Mi racconta di Gerusalemme, della sua bellezza magica, delle contraddizioni che la plasmano, dei colori, dell'amico trasformato davanti al muro, in dialogo con Dio.
Poi parliamo di grammatica e di verbi.
La lingua di un popolo racconta molto della sua storia e così scopro, senza meravigliarmene troppo, che l'ebraico moderno non concepisce una vera e propria costruzione verbale al futuro.
Ridiamo dei dromedari e del loro carattere che, perfettamente, si adatta alla filosofia di vita dei beduini.

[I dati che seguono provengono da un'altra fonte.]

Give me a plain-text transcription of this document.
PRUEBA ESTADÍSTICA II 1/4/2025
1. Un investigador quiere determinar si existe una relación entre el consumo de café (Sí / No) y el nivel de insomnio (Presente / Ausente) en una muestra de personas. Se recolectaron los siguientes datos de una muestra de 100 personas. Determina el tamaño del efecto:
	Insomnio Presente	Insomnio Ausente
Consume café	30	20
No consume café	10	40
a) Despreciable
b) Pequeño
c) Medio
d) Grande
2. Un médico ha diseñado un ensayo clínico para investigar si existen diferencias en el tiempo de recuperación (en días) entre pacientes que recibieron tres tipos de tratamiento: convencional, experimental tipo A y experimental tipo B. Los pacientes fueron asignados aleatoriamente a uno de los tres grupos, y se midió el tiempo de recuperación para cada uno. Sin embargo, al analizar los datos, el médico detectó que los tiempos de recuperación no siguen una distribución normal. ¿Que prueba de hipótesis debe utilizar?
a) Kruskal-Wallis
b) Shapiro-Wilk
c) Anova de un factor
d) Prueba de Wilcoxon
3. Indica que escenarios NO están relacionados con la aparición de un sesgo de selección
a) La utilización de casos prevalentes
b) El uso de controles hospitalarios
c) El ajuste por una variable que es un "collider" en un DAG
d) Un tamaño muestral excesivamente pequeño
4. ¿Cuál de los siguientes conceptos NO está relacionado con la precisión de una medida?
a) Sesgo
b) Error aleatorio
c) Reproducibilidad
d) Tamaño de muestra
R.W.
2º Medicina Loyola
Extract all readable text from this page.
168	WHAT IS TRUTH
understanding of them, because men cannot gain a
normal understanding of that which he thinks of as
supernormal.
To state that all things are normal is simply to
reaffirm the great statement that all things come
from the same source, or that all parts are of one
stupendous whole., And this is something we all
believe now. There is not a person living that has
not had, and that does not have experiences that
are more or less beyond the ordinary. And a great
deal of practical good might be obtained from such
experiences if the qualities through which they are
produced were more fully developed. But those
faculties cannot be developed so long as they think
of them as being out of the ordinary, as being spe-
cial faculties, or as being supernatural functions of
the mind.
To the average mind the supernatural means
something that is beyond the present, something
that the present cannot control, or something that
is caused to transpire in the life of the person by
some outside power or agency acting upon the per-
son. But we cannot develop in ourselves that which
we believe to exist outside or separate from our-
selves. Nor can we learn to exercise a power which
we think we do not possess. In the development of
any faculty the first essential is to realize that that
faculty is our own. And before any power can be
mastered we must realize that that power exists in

La storia passa lontana, li sfiora, a volte, come un parassita, li disturba e tenta di pungerli, ma basta una scrollata, una rotolata nella sabbia, e si può riprendere la strada. Lentamente, con ritmi secolari, perchè qui non c'è fretta, non ci sono ore ma giorni e stagioni. Tempo di acqua e tempo di sete.
A Gerusalemme distribuiscono le maschere anti-gas e il Tecnico impara dai dromedari, macina strada, osserva e sputa( metaforicamente) sulla storia contemporanea.
Lo Scettico, immerso nella storia, tiene d'occhio lo spazio aereo.